When Australian filmmaker Emma Sullivan trained her camera on Peter Madsen on the afternoon of August 10, 2017, she thought she was talking with the same charismatic inventor who had caught her attention a year earlier with his plan to build a rocket and launch himself into space. But as her remarkable documentary Into The Deep records, by the end of the following day, a different picture had begun to emerge: he was a psychopath and a murderer.
Just hours after that interview, Madsen set to sea in Nautilus, the submarine he had made in his Copenhagen workshop, with Swedish journalist Kim Wall on board as his passenger. Later that night. Wall’s boyfriend reported her missing. Ten days later, her torso washed up on the Danish coast.
In the days before the murder, Madsen had invited a number of other women out on the submarine, including Sullivan. Earlier on August 10, Madsen had texted Sara, a volunteer worker at his workshop, to ask her out to sea. He had even told her – jokingly, she had thought – “I have a murder plan ready which is a great pleasure”.
Sullivan knows it could so easily have been her in Wall’s place. “But I would need to group in every other woman who was around him too,” she says. “I think any female that was anywhere near him in, at minimum, the month leading up to this terrible murder was in some degree of danger.”
Police later recovered videos on Madsen’s computer of women being murdered and beheaded. At his trial in early 2018, the prosecution argued that the murder of Wall was the culmination of a sick fantasy, and was clearly pre-meditated.
But even as the evidence against him piled up, Madsen maintained he had done nothing wrong. At first, he claimed he had set Wall back on ground, and she must have disappeared after that. Then he claimed she had died at sea after the submarine’s hatch hit her on the head. Then that she was asphyxiated.
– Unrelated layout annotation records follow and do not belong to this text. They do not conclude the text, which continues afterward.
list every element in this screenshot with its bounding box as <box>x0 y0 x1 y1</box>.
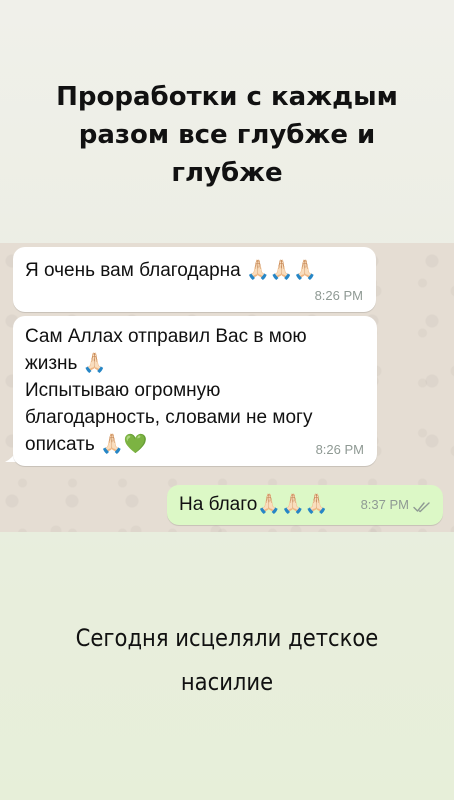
message-line: жизнь 🙏🏻 <box>25 353 107 374</box>
message-text: Я очень вам благодарна 🙏🏻🙏🏻🙏🏻 <box>25 257 364 284</box>
story-caption-line: насилие <box>180 668 274 696</box>
message-bubble-incoming[interactable]: Сам Аллах отправил Вас в мою жизнь 🙏🏻 Ис… <box>13 316 377 466</box>
message-line: благодарность, словами не могу <box>25 407 313 428</box>
message-bubble-outgoing[interactable]: На благо🙏🏻🙏🏻🙏🏻 8:37 PM <box>167 485 443 525</box>
message-text: Сам Аллах отправил Вас в мою жизнь 🙏🏻 Ис… <box>25 323 365 458</box>
story-caption: Сегодня исцеляли детское насилие <box>27 616 427 704</box>
story-caption-line: Сегодня исцеляли детское <box>75 624 379 652</box>
message-line: Испытываю огромную <box>25 380 221 401</box>
story-title-line: глубже <box>171 158 283 188</box>
message-time: 8:26 PM <box>314 288 363 303</box>
message-bubble-incoming[interactable]: Я очень вам благодарна 🙏🏻🙏🏻🙏🏻 8:26 PM <box>13 247 376 312</box>
double-check-icon <box>413 502 430 513</box>
message-line: описать 🙏🏻💚 <box>25 434 148 455</box>
message-time: 8:26 PM <box>315 442 364 457</box>
story-title-line: разом все глубже и <box>78 120 376 150</box>
story-title: Проработки с каждым разом все глубже и г… <box>0 78 454 192</box>
chat-screenshot: Я очень вам благодарна 🙏🏻🙏🏻🙏🏻 8:26 PM Са… <box>0 243 454 532</box>
message-line: Сам Аллах отправил Вас в мою <box>25 326 307 347</box>
message-line: На благо🙏🏻🙏🏻🙏🏻 <box>179 494 329 515</box>
story-title-line: Проработки с каждым <box>56 82 398 112</box>
message-line: Я очень вам благодарна 🙏🏻🙏🏻🙏🏻 <box>25 260 317 281</box>
message-time: 8:37 PM <box>360 497 409 512</box>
In the end, Sullivan’s filmed interviews proved critical. In the background of that interview of August 10 a hacksaw could be seen on the wall of Madsen’s workshop. By the time he was arrested, it was gone. That was deemed circumstantial evidence of his pre-planning and proved, Sullivan says, “really important” in securing his conviction.
“There was no cause of death, there was no forensic evidence to prove that it wasn’t an accident on board the submarine, so there was a chance, right up to the verdict, that he could have walked away with six months’ served, which was frightening,” she says. “This huge volume of circumstantial evidence was integral to the conviction, and it was great that was the one thing we were able to do for justice for Kim Wall.”
The Danish submarine murder, as it has become known, was dramatised in the series The Investigation, but in line with the philosophy of the victims’ rights movement, the killer was never named. Into The Deep is the polar opposite. It is very much a portrait of a psychopath, from the unique position of people who lived in his orbit, failed to see what he was, and have had to wrestle with that reality in the wake of his true nature being revealed.
“It’s not the story of the investigation,” she says. “It’s really a focus on those on the wrong side of the story, being close to a perpetrator, and how that affects you.”
She did consider trying to make her film without Madsen in it, but she felt “it just wouldn’t help these people if you didn’t get a chance as an audience to understand him”.
The deadly charm of Madsen is nowhere more apparent than in the testimony of that volunteer, Sara, who appears in the film with her face digitally disguised to protect her identity. “It’s more and more obvious that it was supposed to be me on the sub,” she says. And would you have felt safe, Sullivan asks her. “Yeah, of course,” she says. “He was my friend.”
Near the end of Into The Deep, there’s an interview conducted 11 months before the murder in which Madsen reflects on the nature of psychopaths.
“Psychopathic people are often very charismatic, they are excellent speakers, they are convincing,” Madsen tells Sullivan. “They are having illusions of self-grandeur, and have no regard for anyone else.
“Does the psychopath know that he’s a psychopath,” he asks rhetorically, gesturing towards himself. “I’m not sure.”
Into The Deep is not the film Sullivan set out to make, but it is remarkable. It captures a psychopath outing himself, confessing to hiding in plain sight. And it documents his impact on the people who were conned by him.
“You have so much self-doubt, like, ‘What didn’t I do? Is there something lacking in me? Could I have stopped this?’ ” Sullivan reflects. “It’s a really difficult experience to share. I feel like it’s still taboo.”
And knowing all that you do now, is there a lesson you want people to take from this story?
“These people are amongst us and they do a lot of damage. But I just refuse to be more guarded than I naturally am. We’re wired to trust, it’s what builds societies, it’s what keeps us close and functional in society. Evolution favours trust, it doesn’t favour scepticism. ”
So, you’re saying be alert, but at the same time maintain your trust that most people are fundamentally good?
“Yes. I think we have to,” says Sullivan. “That’s my advice, actually. That’s what we must do.”
Into The Deep is on Netflix. The Investigation is on SBS On Demand.